La France dépasse largement les limites écologiques de la biosphère

« L’état de l’environnement en France », établi tous les quatre ans, vient d’être publié par le ministère de la Transition écologique. Le bilan est très mauvais : tant pour les émissions de gaz à effet de serre que pour l’artificialisation des sols ou la biodiversité, la France détruit lourdement l’environnement.

« L’impact écologique de la France doit être examiné au-delà de ses frontières. Il est essentiel de prendre en compte les flux cachés des modèles de production et de consommation », ont souligné Christelle Larrieu et Valéry Morard, du service de la donnée et des études statistiques (Sdes) du ministère de la Transition écologique et solidaire (MTES), lors de la présentation du rapport 2019 « L’environnement en France » jeudi 24 octobre. Publié tous les quatre ans depuis 1994, ce document rassemble les données disponibles sur l’état des écosystèmes français : qualité de l’air et de l’eau, biodiversité, artificialisation des sols, etc. Pour la première fois, il s’intéresse à l’« empreinte écologique » de la France dans le monde — par exemple par le biais de la déforestation ou des émissions de gaz à effet de serre à l’étranger pour la production de biens destinés à la France — et à sa responsabilité dans le dépassement des « limites planétaires ».

Cette empreinte est désastreuse. Le concept de « limites planétaires » a été développé et formalisé en 2009 par une équipe internationale de vingt-six chercheurs pilotés par Johan Rockström, un chercheur suédois spécialisé dans les ressources hydriques. Ces limites sont au nombre de neuf : le changement climatique, l’érosion de la biodiversité, la perturbation du cycle de l’azote et du cycle du phosphore, les changements d’utilisation des sols, l’acidification des océans, l’utilisation mondiale de l’eau, l’appauvrissement de l’ozone stratosphérique, l’augmentation des aérosols dans l’atmosphère et les entités nouvelles (nanoparticules, plastiques, polluants chimiques…) dans la biosphère. Des seuils quantitatifs ont été définis pour sept d’entre elles. La France participe activement au dépassement de quasiment toutes ces limites.

« L’objectif est de limiter le réchauffement climatique à 2 °C d’ici la fin du siècle, rappellent Mme Larrieu et M. Morard. Pour y parvenir, le Giec [Groupe d’experts intergouvernemental sur l’évolution du climat] a défini un budget carbone restant à ne pas dépasser. En France, ce budget est dépassé de 1,6 à 2,8 tonnes de CO 2 par an et par personne. » Alors que les émissions individuelles de CO 2 ne devraient pas dépasser 2,8 tonnes par personne et par an, elles étaient de 4,9 tonnes par Français en 2017, voire de 7,9 tonnes en tenant compte des importations.

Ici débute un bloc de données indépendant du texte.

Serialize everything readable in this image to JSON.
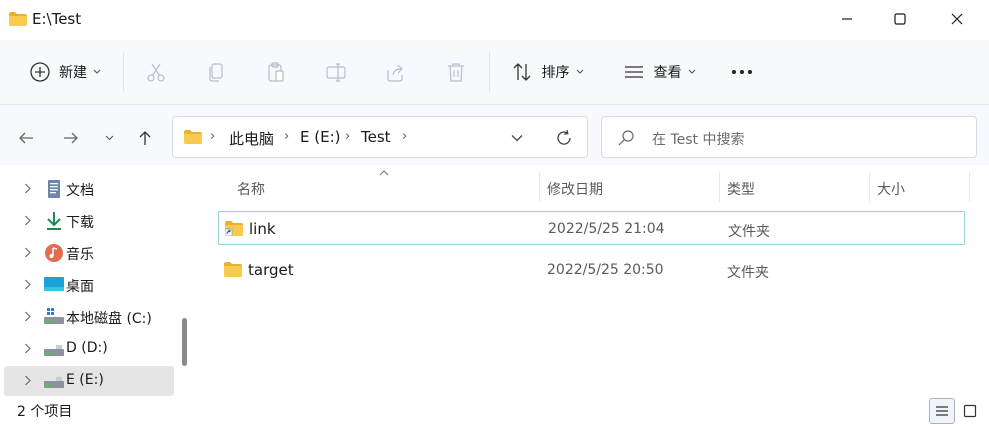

La France est ainsi responsable de la déforestation de 14,8 millions d’hectares dans le monde et 56 % de ses émissions de gaz à effet de serre de 2017 provenaient de l’importation de biens et de services. « On n’a pas suffisamment conscience de l’empreinte de cette consommation, ont insisté Mme Larrieu et M. Morard. Pour fabriquer un téléphone portable de 120 grammes, il faut mobiliser 70 kilos de matières, dont 70 matériaux différents. Une voiture neuve pèse sept fois son poids en matériaux nécessaires à sa construction ! En 2016, l’empreinte matière de la France s’établissait ainsi à 846 millions de tonnes. »

Malgré tout, des progrès sont observés au niveau national. « Les émissions de gaz à effet de serre françaises ont diminué de 18 % entre 1990 et 2017, grâce à une amélioration de l’efficacité énergétique, au développement des énergies renouvelables, au remplacement du pétrole et du charbon par du gaz dans l’industrie et à une tertiarisation de l’économie », observent Mme Larrieu et M. Morard. Seul le secteur des transports a vu ses émissions augmenter de 13 %, à cause de l’augmentation de 42 % du nombre de kilomètres parcourus sur cette même période.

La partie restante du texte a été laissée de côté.